The statistics in this report represent estimates based on samples of students, rather than values that could be calculated if every student in every country had answered every question. Consequently, it is important to measure the degree of uncertainty of the estimates. In PISA, each estimate has an associated degree of uncertainty, which is expressed through a standard error. The use of confidence intervals provides a way to make inferences about the population parameters (e.g. means and proportions) in a manner that reflects the uncertainty associated with sample estimates. If numerous different samples were drawn from the same population, according to the same procedures as the original sample, then in 95 out of 100 samples the calculated confidence interval would encompass the true population parameter. For many parameters, sample estimators follow a normal distribution, and the 95% confidence interval can be constructed as the estimated parameter, plus or minus 1.96 times the associated standard error.
In many cases, readers are primarily interested in whether a given value in a particular country is different from a second value in the same or another country, e.g. whether girls in a country perform better than boys in the same country. In the tables and figures used in this report, differences are labelled as statistically significant when a difference of that size or lager, in either direction, would be observed less than 5% of the time in samples, if there were actually no difference in corresponding population values. Throughout the report, significance tests were undertaken to assess the statistical significance of the comparisons made.

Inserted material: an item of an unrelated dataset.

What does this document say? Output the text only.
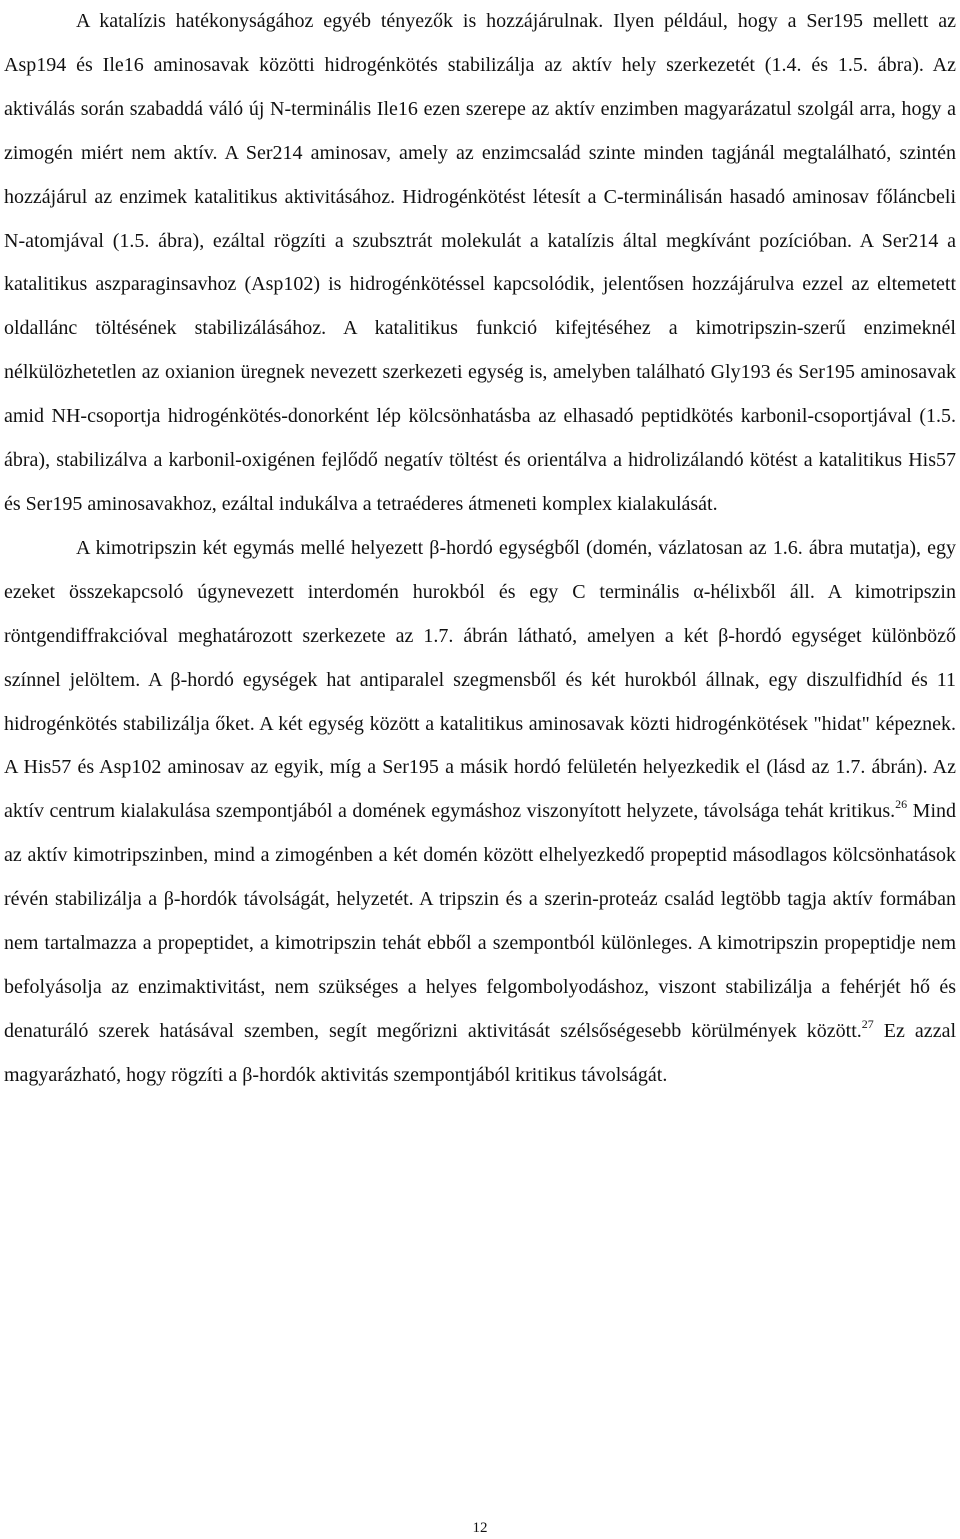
A katalízis hatékonyságához egyéb tényezők is hozzájárulnak. Ilyen például, hogy a Ser195 mellett az Asp194 és Ile16 aminosavak közötti hidrogénkötés stabilizálja az aktív hely szerkezetét (1.4. és 1.5. ábra). Az aktiválás során szabaddá váló új N-terminális Ile16 ezen szerepe az aktív enzimben magyarázatul szolgál arra, hogy a zimogén miért nem aktív. A Ser214 aminosav, amely az enzimcsalád szinte minden tagjánál megtalálható, szintén hozzájárul az enzimek katalitikus aktivitásához. Hidrogénkötést létesít a C-terminálisán hasadó aminosav főláncbeli N-atomjával (1.5. ábra), ezáltal rögzíti a szubsztrát molekulát a katalízis által megkívánt pozícióban. A Ser214 a katalitikus aszparaginsavhoz (Asp102) is hidrogénkötéssel kapcsolódik, jelentősen hozzájárulva ezzel az eltemetett oldallánc töltésének stabilizálásához. A katalitikus funkció kifejtéséhez a kimotripszin-szerű enzimeknél nélkülözhetetlen az oxianion üregnek nevezett szerkezeti egység is, amelyben található Gly193 és Ser195 aminosavak amid NH-csoportja hidrogénkötés-donorként lép kölcsönhatásba az elhasadó peptidkötés karbonil-csoportjával (1.5. ábra), stabilizálva a karbonil-oxigénen fejlődő negatív töltést és orientálva a hidrolizálandó kötést a katalitikus His57 és Ser195 aminosavakhoz, ezáltal indukálva a tetraéderes átmeneti komplex kialakulását.

A kimotripszin két egymás mellé helyezett β-hordó egységből (domén, vázlatosan az 1.6. ábra mutatja), egy ezeket összekapcsoló úgynevezett interdomén hurokból és egy C terminális α-hélixből áll. A kimotripszin röntgendiffrakcióval meghatározott szerkezete az 1.7. ábrán látható, amelyen a két β-hordó egységet különböző színnel jelöltem. A β-hordó egységek hat antiparalel szegmensből és két hurokból állnak, egy diszulfidhíd és 11 hidrogénkötés stabilizálja őket. A két egység között a katalitikus aminosavak közti hidrogénkötések "hidat" képeznek. A His57 és Asp102 aminosav az egyik, míg a Ser195 a másik hordó felületén helyezkedik el (lásd az 1.7. ábrán). Az aktív centrum kialakulása szempontjából a domének egymáshoz viszonyított helyzete, távolsága tehát kritikus.$^{26}$ Mind az aktív kimotripszinben, mind a zimogénben a két domén között elhelyezkedő propeptid másodlagos kölcsönhatások révén stabilizálja a β-hordók távolságát, helyzetét. A tripszin és a szerin-proteáz család legtöbb tagja aktív formában nem tartalmazza a propeptidet, a kimotripszin tehát ebből a szempontból különleges. A kimotripszin propeptidje nem befolyásolja az enzimaktivitást, nem szükséges a helyes felgombolyodáshoz, viszont stabilizálja a fehérjét hő és denaturáló szerek hatásával szemben, segít megőrizni aktivitását szélsőségesebb körülmények között.$^{27}$ Ez azzal magyarázható, hogy rögzíti a β-hordók aktivitás szempontjából kritikus távolságát.

12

Some analyses explicitly report p-values (e.g. Table I.B1.5.4 in Volume I). P-values represent the probability, under a specified model, that a statistical summary of the data would be equal to or more extreme than its observed value (Wasserstein and Lazar, 2016[1]). For example, in Table I.B1.5.4 in Volume I, the p-value represents the likelihood of observing, in PISA samples, a trend equal to or more extreme (in either direction) than what is reported, when in fact the true trend for the country is flat (equal to 0).